The phenotypic assessment of DMEs and a transporter is a valuable, well-tolerated method to explore the interindividual variability in drug disposition in clinical settings. The method is able to account for the inhibitory activity of antidepressants themselves and for polymedication, which is frequent in this population of refractory depressed patients.
ClinicalTrials.gov identifier: NCT02438072.
药物代谢酶(DME),如细胞色素 P450(CYP)酶和转运体,已成为药物代谢和反应变异性的主要决定因素。

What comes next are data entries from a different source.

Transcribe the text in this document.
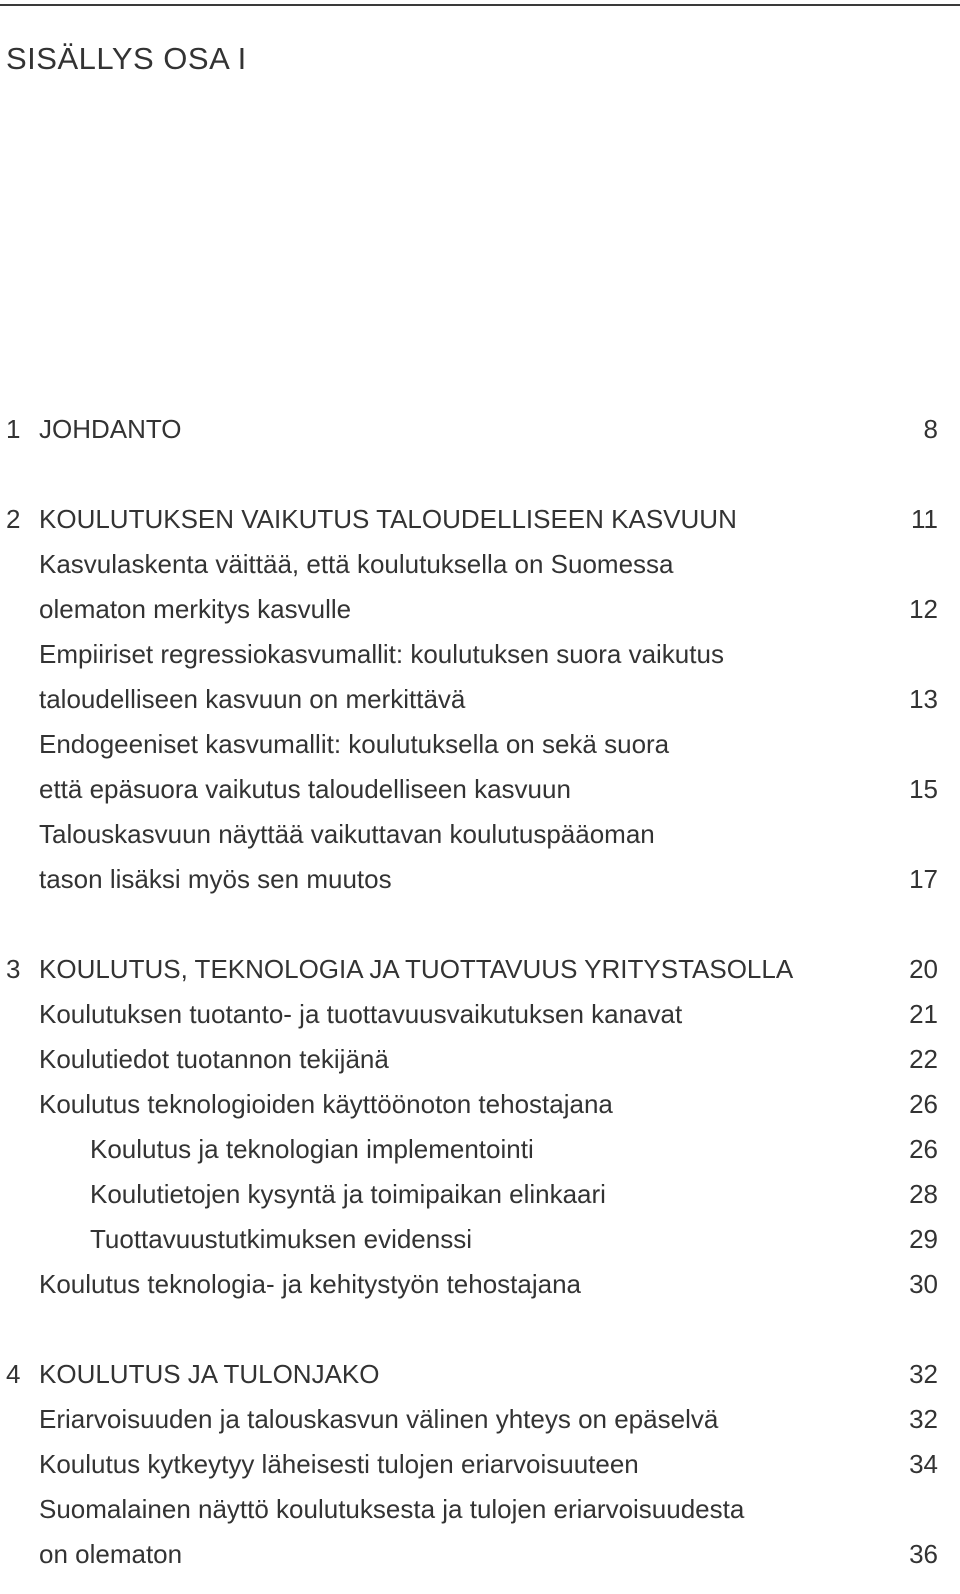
SISÄLLYS OSA I
1 JOHDANTO	8
2 KOULUTUKSEN VAIKUTUS TALOUDELLISEEN KASVUUN	11
Kasvulaskenta väittää, että koulutuksella on Suomessa
olematon merkitys kasvulle	12
Empiiriset regressiokasvumallit: koulutuksen suora vaikutus
taloudelliseen kasvuun on merkittävä	13
Endogeeniset kasvumallit: koulutuksella on sekä suora
että epäsuora vaikutus taloudelliseen kasvuun	15
Talouskasvuun näyttää vaikuttavan koulutuspääoman
tason lisäksi myös sen muutos	17
3 KOULUTUS, TEKNOLOGIA JA TUOTTAVUUS YRITYSTASOLLA	20
Koulutuksen tuotanto- ja tuottavuusvaikutuksen kanavat	21
Koulutiedot tuotannon tekijänä	22
Koulutus teknologioiden käyttöönoton tehostajana	26
Koulutus ja teknologian implementointi	26
Koulutietojen kysyntä ja toimipaikan elinkaari	28
Tuottavuustutkimuksen evidenssi	29
Koulutus teknologia- ja kehitystyön tehostajana	30
4 KOULUTUS JA TULONJAKO	32
Eriarvoisuuden ja talouskasvun välinen yhteys on epäselvä	32
Koulutus kytkeytyy läheisesti tulojen eriarvoisuuteen	34
Suomalainen näyttö koulutuksesta ja tulojen eriarvoisuudesta
on olematon	36
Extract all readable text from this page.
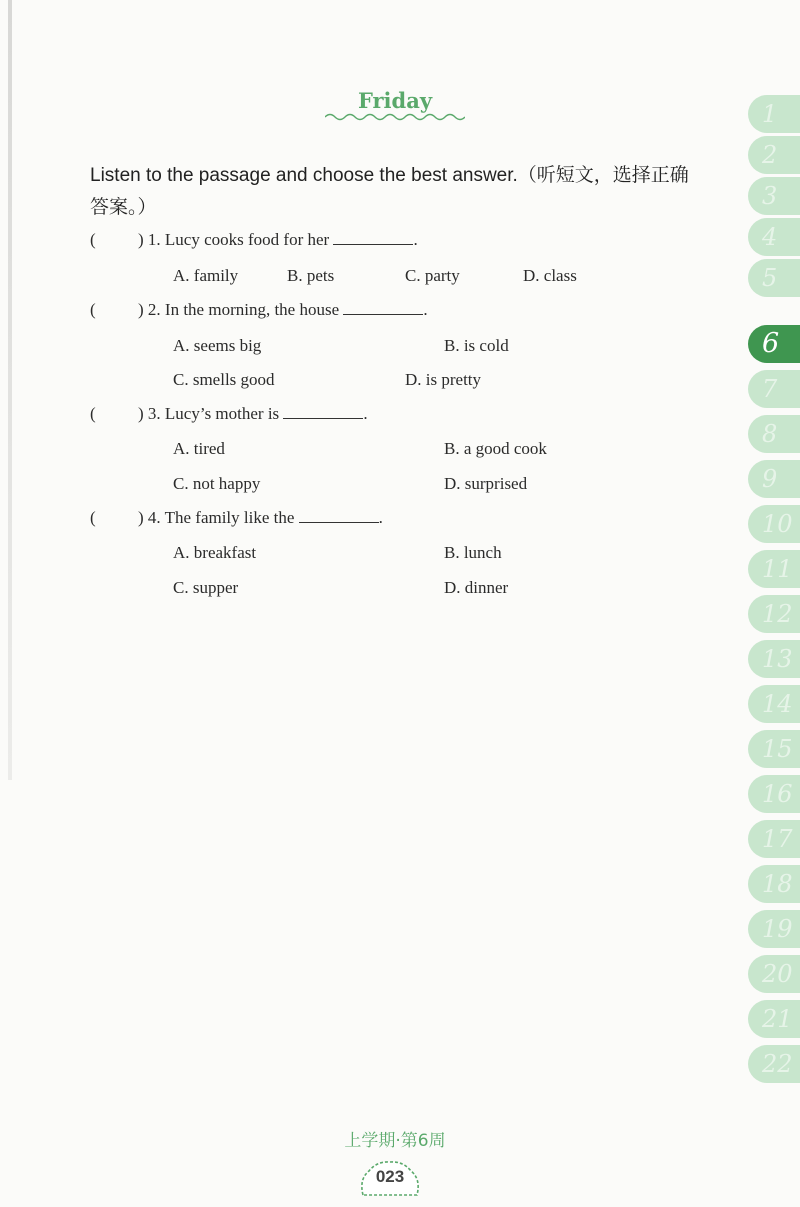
Friday
Listen to the passage and choose the best answer.（听短文，选择正确答案。）
( ) 1. Lucy cooks food for her	.
A. family	B. pets	C. party	D. class
( ) 2. In the morning, the house	.
A. seems big	B. is cold
C. smells good	D. is pretty
( ) 3. Lucy’s mother is	.
A. tired	B. a good cook
C. not happy	D. surprised
( ) 4. The family like the	.
A. breakfast	B. lunch
C. supper	D. dinner
1
2
3
4
5
6
7
8
9
10
11
12
13
14
15
16
17
18
19
20
21
22
上学期·第6周
023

本研究在门诊临床环境中调查了 CYP 和 P-糖蛋白活性与血浆抗抑郁药浓度之间的关系。次要结局为抗抑郁疗效和耐受性。我们还描述了接受抗抑郁治疗的患者的表型,并评估了微创表型分析方法的耐受性。
从 2015 年 1 月至 2015 年 8 月,64 名接受稳定抗抑郁治疗方案的患者同时使用鸡尾酒表型分析方法评估稳态抗抑郁药浓度和 DME(CYP1A2、CYP2B6、CYP2C9、CYP2C19、CYP2D6、CYP3A)和 P-糖蛋白转运体活性。精神科诊断符合 DSM-5 标准。
我们观察到超过 20%的患者 CYP2C19、CYP2D6、CYP3A4 和 P-糖蛋白的活性降低。正如预期的那样,主要代谢途径的 CYP 活性越高,母体化合物的浓度越低(CYP2C19 和依他普仑,P =.025;CYP2D6 和氟西汀,P <.001;CYP2C19 和舍曲林,P =.001),代谢产物的浓度越高(CYP2D6 和 O-去甲文拉法辛,P =.007),代谢产物与母体药物的比值越高(CYP2C19 和依他普仑,P =.03;CYP2D6 和氟西汀,P <.001;CYP2C19 和舍曲林,P =.048;CYP2B6 和舍曲林,P =.006)。表型分析还突出了文拉法辛(CYP3A4)次要代谢途径的相关性。抗抑郁药反应不足和不良反应与血浆抗抑郁药浓度、DME 或 P-糖蛋白活性无显著相关性。在门诊环境中,表型测试的耐受性被发现很好。
DME 和转运体的表型评估是一种有价值的、耐受性良好的方法,可在临床环境中探索药物处置的个体间变异性。该方法能够解释抗抑郁药本身的抑制活性和该难治性抑郁患者人群中常见的多药治疗。
ClinicalTrials.gov 标识符:NCT02438072。